Der klangliche Unterschied zwischen Pro und HQ ist hier nicht so deutlich wie bei der Tempoveränderung, aber das Gesamtbild klingt bei extremen Verschiebungen im HQ Modus etwas wärmer. Die hohen Frequenzen knallen nicht so stark durch. Durch die Möglichkeit, beim Studio Paket die Tonhöhe nur leicht zu verändern, kann man Aufnahmen, bei denen nicht nach 440 Hz gestimmt wurde oder das Band beim Mix/Master in anderer Geschwindigkeit lief, leicht auf Standard-Tuning pimpen.

Loops können extrem flexibel gehandhabt werden

Zum Erstellen eines Loops „on the fly“ wird einfach am Loop-Anfang die A-Taste und am Ende B gedrückt. Während der Loop abgespielt wird, ist es möglich, Anfang und Ende über die +/- Tasten in kleinen Schritten von sechs Millisekunden einzustellen, wodurch sich das Fehlen der Zoom-Funktion verschmerzen lässt. Für gröbere Einstellungen empfiehlt es sich, die A- und B-Marker direkt zu greifen und an die gewünschte Stelle zu bewegen. Sehr praktisch ist die Möglichkeit, per Tastendruck den Loop so zu verschieben, dass er direkt am ursprünglichen Endpunkt beginnt. So kann man sich systematisch durch einen Song arbeiten.
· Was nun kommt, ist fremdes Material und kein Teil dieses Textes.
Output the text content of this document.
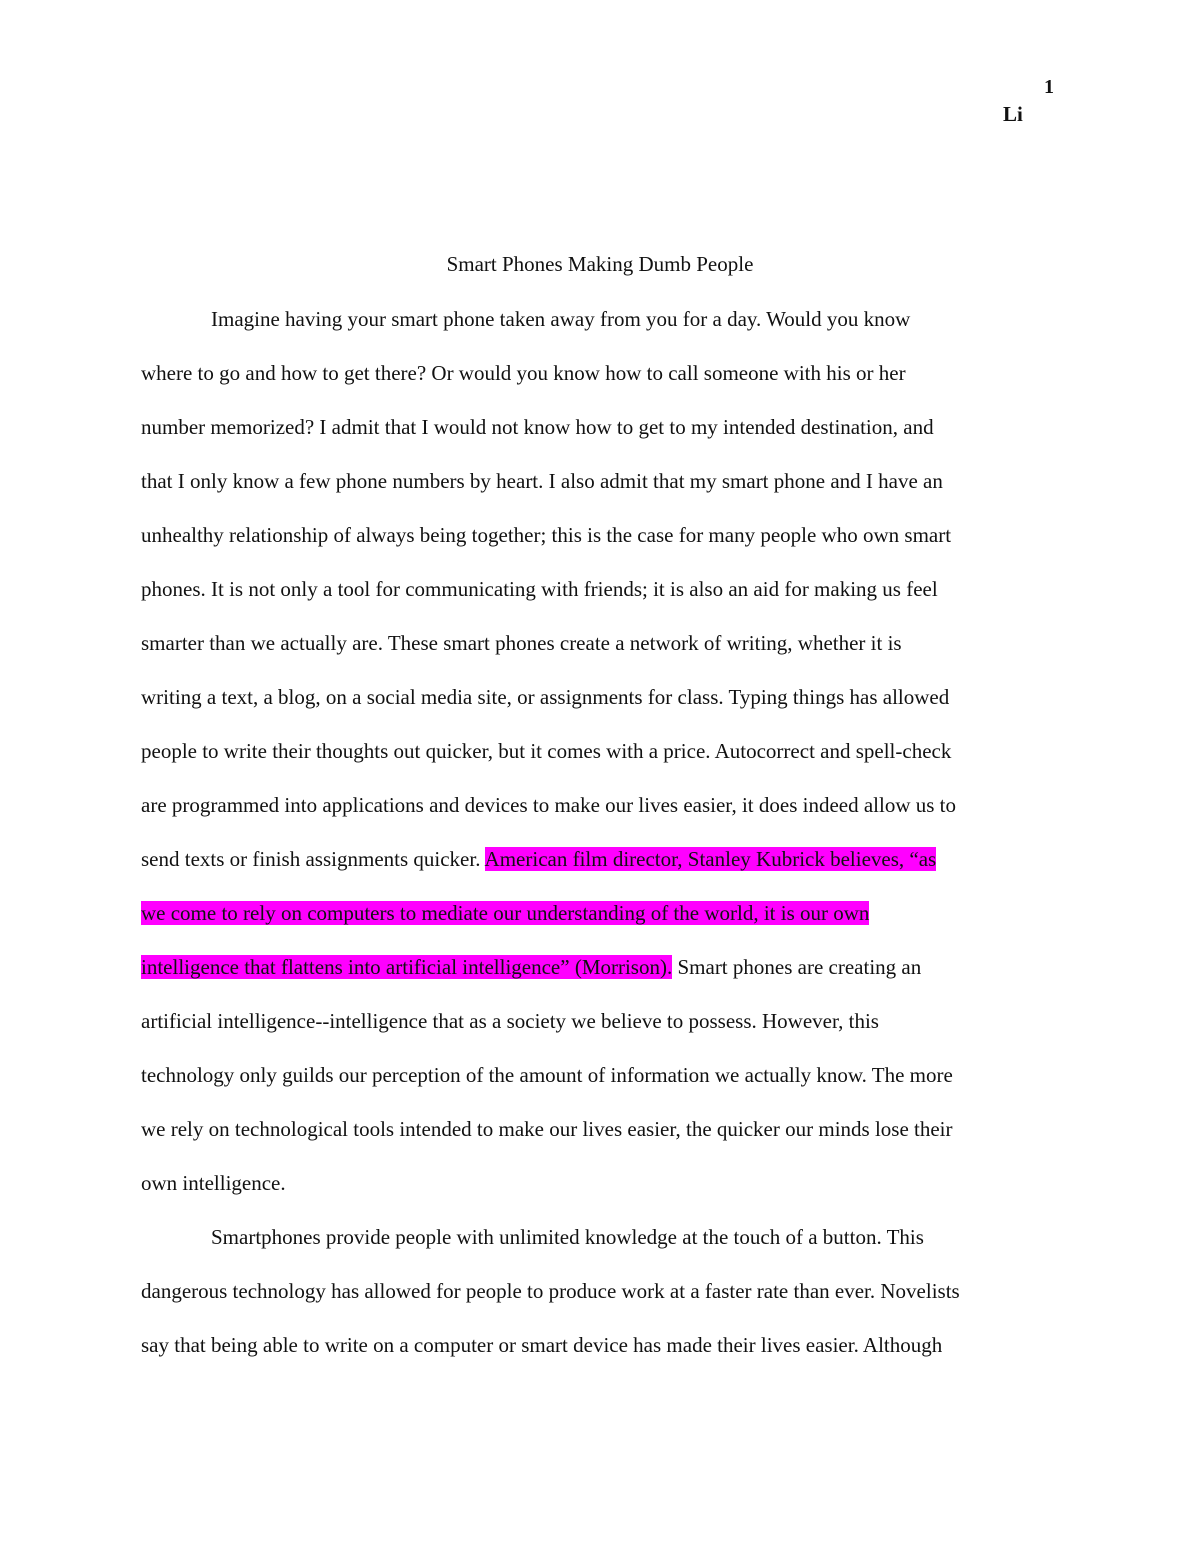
1
Li
Smart Phones Making Dumb People
Imagine having your smart phone taken away from you for a day. Would you know
where to go and how to get there? Or would you know how to call someone with his or her
number memorized? I admit that I would not know how to get to my intended destination, and
that I only know a few phone numbers by heart. I also admit that my smart phone and I have an
unhealthy relationship of always being together; this is the case for many people who own smart
phones. It is not only a tool for communicating with friends; it is also an aid for making us feel
smarter than we actually are. These smart phones create a network of writing, whether it is
writing a text, a blog, on a social media site, or assignments for class. Typing things has allowed
people to write their thoughts out quicker, but it comes with a price. Autocorrect and spell-check
are programmed into applications and devices to make our lives easier, it does indeed allow us to
send texts or finish assignments quicker. American film director, Stanley Kubrick believes, “as
we come to rely on computers to mediate our understanding of the world, it is our own
intelligence that flattens into artificial intelligence” (Morrison). Smart phones are creating an
artificial intelligence--intelligence that as a society we believe to possess. However, this
technology only guilds our perception of the amount of information we actually know. The more
we rely on technological tools intended to make our lives easier, the quicker our minds lose their
own intelligence.
Smartphones provide people with unlimited knowledge at the touch of a button. This
dangerous technology has allowed for people to produce work at a faster rate than ever. Novelists
say that being able to write on a computer or smart device has made their lives easier. Although
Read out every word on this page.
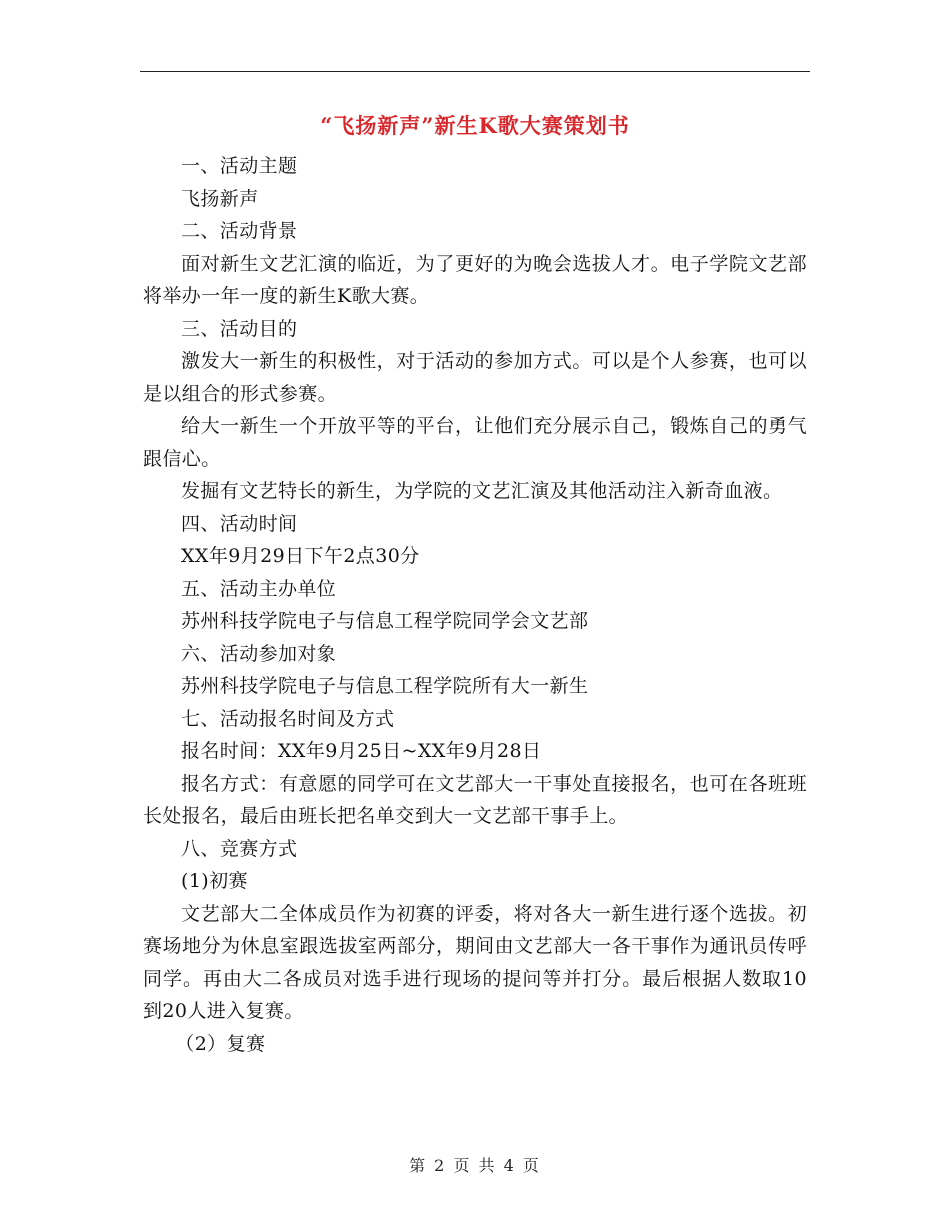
“飞扬新声”新生K歌大赛策划书

一、活动主题

飞扬新声

二、活动背景

面对新生文艺汇演的临近，为了更好的为晚会选拔人才。电子学院文艺部将举办一年一度的新生K歌大赛。

三、活动目的

激发大一新生的积极性，对于活动的参加方式。可以是个人参赛，也可以是以组合的形式参赛。

给大一新生一个开放平等的平台，让他们充分展示自己，锻炼自己的勇气跟信心。

发掘有文艺特长的新生，为学院的文艺汇演及其他活动注入新奇血液。

四、活动时间

XX年9月29日下午2点30分

五、活动主办单位

苏州科技学院电子与信息工程学院同学会文艺部

六、活动参加对象

苏州科技学院电子与信息工程学院所有大一新生

七、活动报名时间及方式

报名时间：XX年9月25日~XX年9月28日

报名方式：有意愿的同学可在文艺部大一干事处直接报名，也可在各班班长处报名，最后由班长把名单交到大一文艺部干事手上。

八、竞赛方式

(1)初赛

文艺部大二全体成员作为初赛的评委，将对各大一新生进行逐个选拔。初赛场地分为休息室跟选拔室两部分，期间由文艺部大一各干事作为通讯员传呼同学。再由大二各成员对选手进行现场的提问等并打分。最后根据人数取10到20人进入复赛。

（2）复赛

第 2 页 共 4 页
Auch ein schrittweises Verdoppeln der Loop-Länge ist möglich, so dass die Übungspassage allmählich verlängert werden kann. Ab dem Profi-Paket aufwärts gibt es die Möglichkeit, den Loop jeweils mit einer zeitlichen Verzögerung zu starten, die man beispielsweise exakt der Länge des Loops angleichen kann. So kann man beim Üben Leertakte einfügen, die zudem das Timing trainieren. A propos trainieren: Der Tempo-Loop-Trainer, ebenfalls ab der Profi-Variante erhältlich, dient dazu, in einer frei wählbaren Anzahl von Durchgängen das Tempo oder die Tonhöhe jeweils schrittweise zu erhöhen bzw. zu verringern.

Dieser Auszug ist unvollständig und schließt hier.